An Egyptian military court has sentenced a blogger who criticised the army to two years in prison, after he went on a hunger strike to protest an initial three-year sentence.

“In the name of the people, Maikel Nabil has been sentenced and punished with two years in prison and fined 200 pounds ($33),” the court said after a retrial on Wednesday.

Nabil, 26, who had criticised the ruling military on his blog and campaigned against conscription, had been handed a three-year sentence in April in a widely criticised trial.

This followed his publication of a blog entry called “The people and the army were never hand in hand”.

On his blog, Nabil said the army had used violence against protesters. He claimed it had also used Cairo’s Egyptian Museum as a place to torture civilians, and that the military forces detained women protesters to take virginity tests.

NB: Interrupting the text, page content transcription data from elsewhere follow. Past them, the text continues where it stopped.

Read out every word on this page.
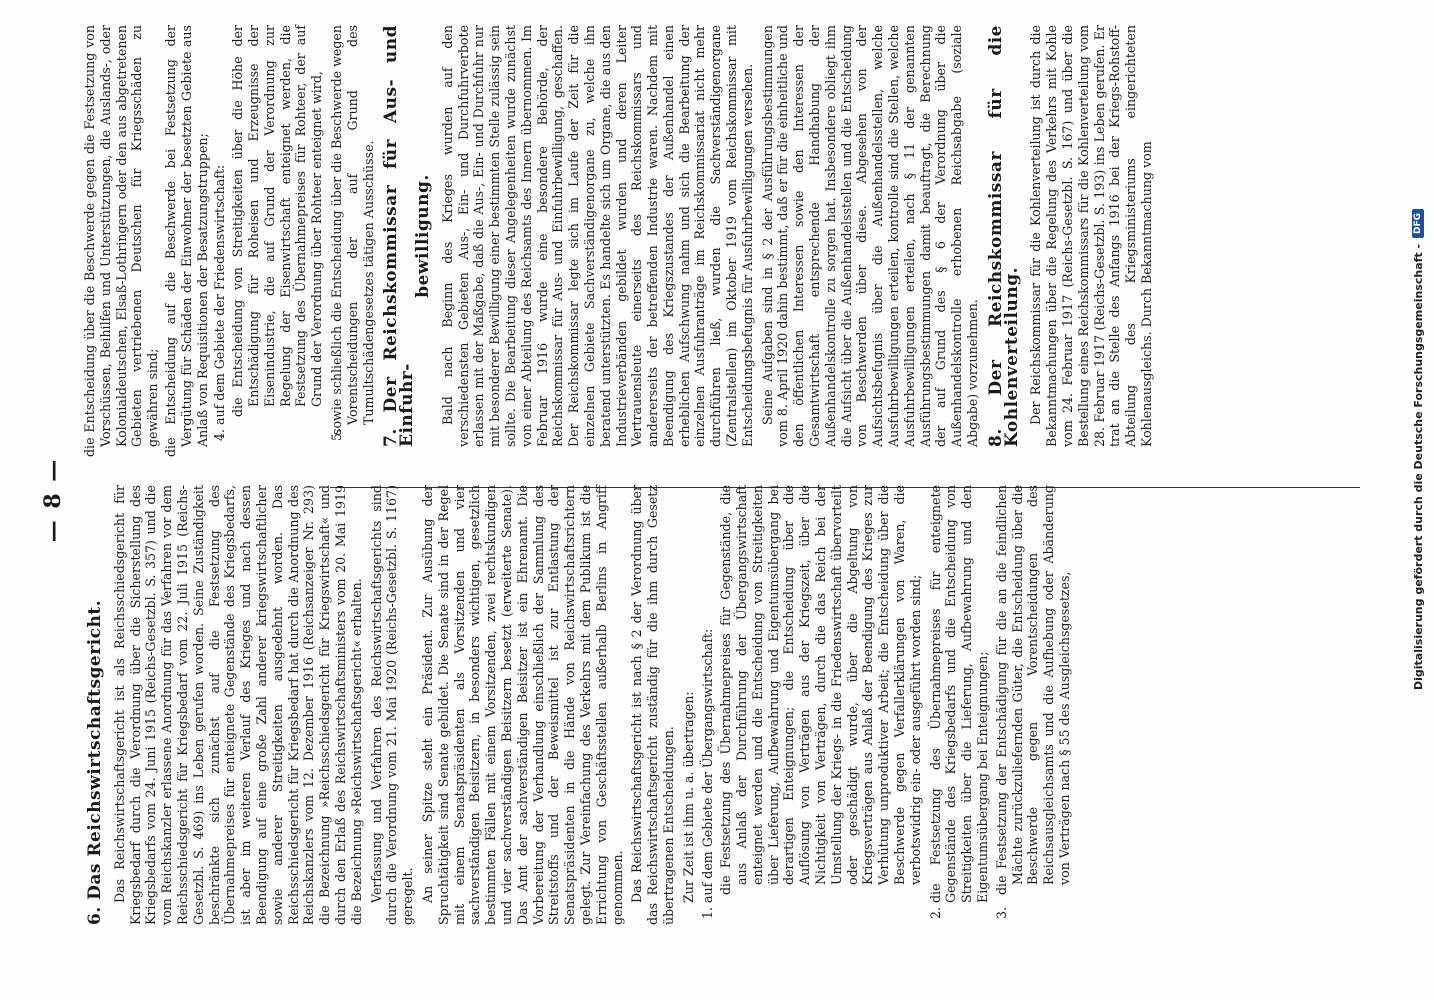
Digitalisierung gefördert durch die Deutsche Forschungsgemeinschaft -
DFG
— 8 —
6. Das Reichswirtschaftsgericht. Das Reichswirtschaftsgericht ist als Reichsschiedsgericht für Kriegsbedarf durch die Verordnung über die Sicherstellung des Kriegsbedarfs vom 24. Juni 1915 (Reichs-Gesetzbl. S. 357) und die vom Reichskanzler erlassene Anordnung für das Verfahren vor dem Reichsschiedsgericht für Kriegsbedarf vom 22. Juli 1915 (Reichs-Gesetzbl. S. 469) ins Leben gerufen worden. Seine Zuständigkeit beschränkte sich zunächst auf die Festsetzung des Übernahmepreises für enteignete Gegenstände des Kriegsbedarfs, ist aber im weiteren Verlauf des Krieges und nach dessen Beendigung auf eine große Zahl anderer kriegswirtschaftlicher sowie anderer Streitigkeiten ausgedehnt worden. Das Reichsschiedsgericht für Kriegsbedarf hat durch die Anordnung des Reichskanzlers vom 12. Dezember 1916 (Reichsanzeiger Nr. 293) die Bezeichnung »Reichsschiedsgericht für Kriegswirtschaft« und durch den Erlaß des Reichswirtschaftsministers vom 20. Mai 1919 die Bezeichnung »Reichswirtschaftsgericht« erhalten. Verfassung und Verfahren des Reichswirtschaftsgerichts sind durch die Verordnung vom 21. Mai 1920 (Reichs-Gesetzbl. S. 1167) geregelt. An seiner Spitze steht ein Präsident. Zur Ausübung der Spruchtätigkeit sind Senate gebildet. Die Senate sind in der Regel mit einem Senatspräsidenten als Vorsitzenden und vier sachverständigen Beisitzern, in besonders wichtigen, gesetzlich bestimmten Fällen mit einem Vorsitzenden, zwei rechtskundigen und vier sachverständigen Beisitzern besetzt (erweiterte Senate). Das Amt der sachverständigen Beisitzer ist ein Ehrenamt. Die Vorbereitung der Verhandlung einschließlich der Sammlung des Streitstoffs und der Beweismittel ist zur Entlastung der Senatspräsidenten in die Hände von Reichswirtschaftsrichtern gelegt. Zur Vereinfachung des Verkehrs mit dem Publikum ist die Errichtung von Geschäftsstellen außerhalb Berlins in Angriff genommen. Das Reichswirtschaftsgericht ist nach § 2 der Verordnung über das Reichswirtschaftsgericht zuständig für die ihm durch Gesetz übertragenen Entscheidungen. Zur Zeit ist ihm u. a. übertragen: 1. auf dem Gebiete der Übergangswirtschaft: die Festsetzung des Übernahmepreises für Gegenstände, die aus Anlaß der Durchführung der Übergangswirtschaft enteignet werden und die Entscheidung von Streitigkeiten über Lieferung, Aufbewahrung und Eigentumsübergang bei derartigen Enteignungen; die Entscheidung über die Auflösung von Verträgen aus der Kriegszeit, über die Nichtigkeit von Verträgen, durch die das Reich bei der Umstellung der Kriegs- in die Friedenswirtschaft übervorteilt oder geschädigt wurde, über die Abgeltung von Kriegsverträgen aus Anlaß der Beendigung des Krieges zur Verhütung unproduktiver Arbeit; die Entscheidung über die Beschwerde gegen Verfallerklärungen von Waren, die verbotswidrig ein- oder ausgeführt worden sind; 2. die Festsetzung des Übernahmepreises für enteignete Gegenstände des Kriegsbedarfs und die Entscheidung von Streitigkeiten über die Lieferung, Aufbewahrung und den Eigentumsübergang bei Enteignungen; 3. die Festsetzung der Entschädigung für die an die feindlichen Mächte zurückzuliefernden Güter, die Entscheidung über die Beschwerde gegen Vorentscheidungen des Reichsausgleichsamts und die Aufhebung oder Abänderung von Verträgen nach § 55 des Ausgleichsgesetzes,
die Entscheidung über die Beschwerde gegen die Festsetzung von Vorschüssen, Beihilfen und Unterstützungen, die Auslands-, oder Kolonialdeutschen, Elsaß-Lothringern oder den aus abgetretenen Gebieten vertriebenen Deutschen für Kriegsschäden zu gewähren sind; die Entscheidung auf die Beschwerde bei Festsetzung der Vergütung für Schäden der Einwohner der besetzten Gebiete aus Anlaß von Requisitionen der Besatzungstruppen; 4. auf dem Gebiete der Friedenswirtschaft: die Entscheidung von Streitigkeiten über die Höhe der Entschädigung für Roheisen und Erzeugnisse der Eisenindustrie, die auf Grund der Verordnung zur Regelung der Eisenwirtschaft enteignet werden, die Festsetzung des Übernahmepreises für Rohteer, der auf Grund der Verordnung über Rohteer enteignet wird, 5. sowie schließlich die Entscheidung über die Beschwerde wegen Vorentscheidungen der auf Grund des Tumultschädengesetzes tätigen Ausschüsse. 7. Der Reichskommissar für Aus- und Einfuhr-
bewilligung. Bald nach Beginn des Krieges wurden auf den verschiedensten Gebieten Aus-, Ein- und Durchfuhrverbote erlassen mit der Maßgabe, daß die Aus-, Ein- und Durchfuhr nur mit besonderer Bewilligung einer bestimmten Stelle zulässig sein sollte. Die Bearbeitung dieser Angelegenheiten wurde zunächst von einer Abteilung des Reichsamts des Innern übernommen. Im Februar 1916 wurde eine besondere Behörde, der Reichskommissar für Aus- und Einfuhrbewilligung, geschaffen. Der Reichskommissar legte sich im Laufe der Zeit für die einzelnen Gebiete Sachverständigenorgane zu, welche ihn beratend unterstützten. Es handelte sich um Organe, die aus den Industrieverbänden gebildet wurden und deren Leiter Vertrauensleute einerseits des Reichskommissars und andererseits der betreffenden Industrie waren. Nachdem mit Beendigung des Kriegszustandes der Außenhandel einen erheblichen Aufschwung nahm und sich die Bearbeitung der einzelnen Ausfuhranträge im Reichskommissariat nicht mehr durchführen ließ, wurden die Sachverständigenorgane (Zentralstellen) im Oktober 1919 vom Reichskommissar mit Entscheidungsbefugnis für Ausfuhrbewilligungen versehen. Seine Aufgaben sind in § 2 der Ausführungsbestimmungen vom 8. April 1920 dahin bestimmt, daß er für die einheitliche und den öffentlichen Interessen sowie den Interessen der Gesamtwirtschaft entsprechende Handhabung der Außenhandelskontrolle zu sorgen hat. Insbesondere obliegt ihm die Aufsicht über die Außenhandelsstellen und die Entscheidung von Beschwerden über diese. Abgesehen von der Aufsichtsbefugnis über die Außenhandelsstellen, welche Ausfuhrbewilligungen erteilen, kontrolle sind die Stellen, welche Ausfuhrbewilligungen erteilen, nach § 11 der genannten Ausführungsbestimmungen damit beauftragt, die Berechnung der auf Grund des § 6 der Verordnung über die Außenhandelskontrolle erhobenen Reichsabgabe (soziale Abgabe) vorzunehmen. 8. Der Reichskommissar für die Kohlenverteilung. Der Reichskommissar für die Kohlenverteilung ist durch die Bekanntmachungen über die Regelung des Verkehrs mit Kohle vom 24. Februar 1917 (Reichs-Gesetzbl. S. 167) und über die Bestellung eines Reichskommissars für die Kohlenverteilung vom 28. Februar 1917 (Reichs-Gesetzbl. S. 193) ins Leben gerufen. Er trat an die Stelle des Anfangs 1916 bei der Kriegs-Rohstoff-Abteilung des Kriegsministeriums eingerichteten Kohlenausgleichs. Durch Bekanntmachung vom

He was at the time found guilty of “insulting the military” and of publishing false news.

Nabil’s was the first trial of a blogger by a military court since the Supreme Council of the Armed Forces (SCAF) assumed control after President Hosni Mubarak resigned on February 11 following 18 straight days of anti-government protests.

Nabil has been on hunger strike since August.

His brother Mark told the AFP news agency that Nabil “will escalate his hunger strike. He was drinking juice and milk, but now will only drink water”.

Facing criticism

Egypt’s military has faced criticism for sentencing thousands of civilians in military courts for offences ranging from assault and rape to insulting the ruling generals.

Rights groups had criticised Nabil’s initial sentencing, saying that the move set a dangerous precedent at a time when Egypt was trying to transition away from the abuses of the Mubarak era.

In September, the military denied Nabil was a “prisoner of conscience”.

“What Nabil wrote on his blog is unrelated to opinion; it was a clear transgression of all boundaries of insult and libel, and manufactured lies against the armed forces,” the official MENA news agency quoted a military official as saying.

Military prosecutors also continue to detain prominent activist and blogger Alaa Abd El Fattah over accusations that he incited deadly clashes between soldiers and Christians in October.

Abd El Fattah had written on his blog that Egypt’s military rulers were responsible for the killings.

“Instead of launching a proper investigation, they are sending activists to trial for saying the plain truth and that is that the army committed a crime in cold blood,” Abd El Fattah told Reuters in October.

In an interview with Al Jazeera in October, Mona Seif, Abd El Fattah’s sister, said he was being used as a scapegoat by the Egyptian military.

“He was arrested because the military are trying to find someone else to blame for the massacre that happened on the ninth of October,” she said.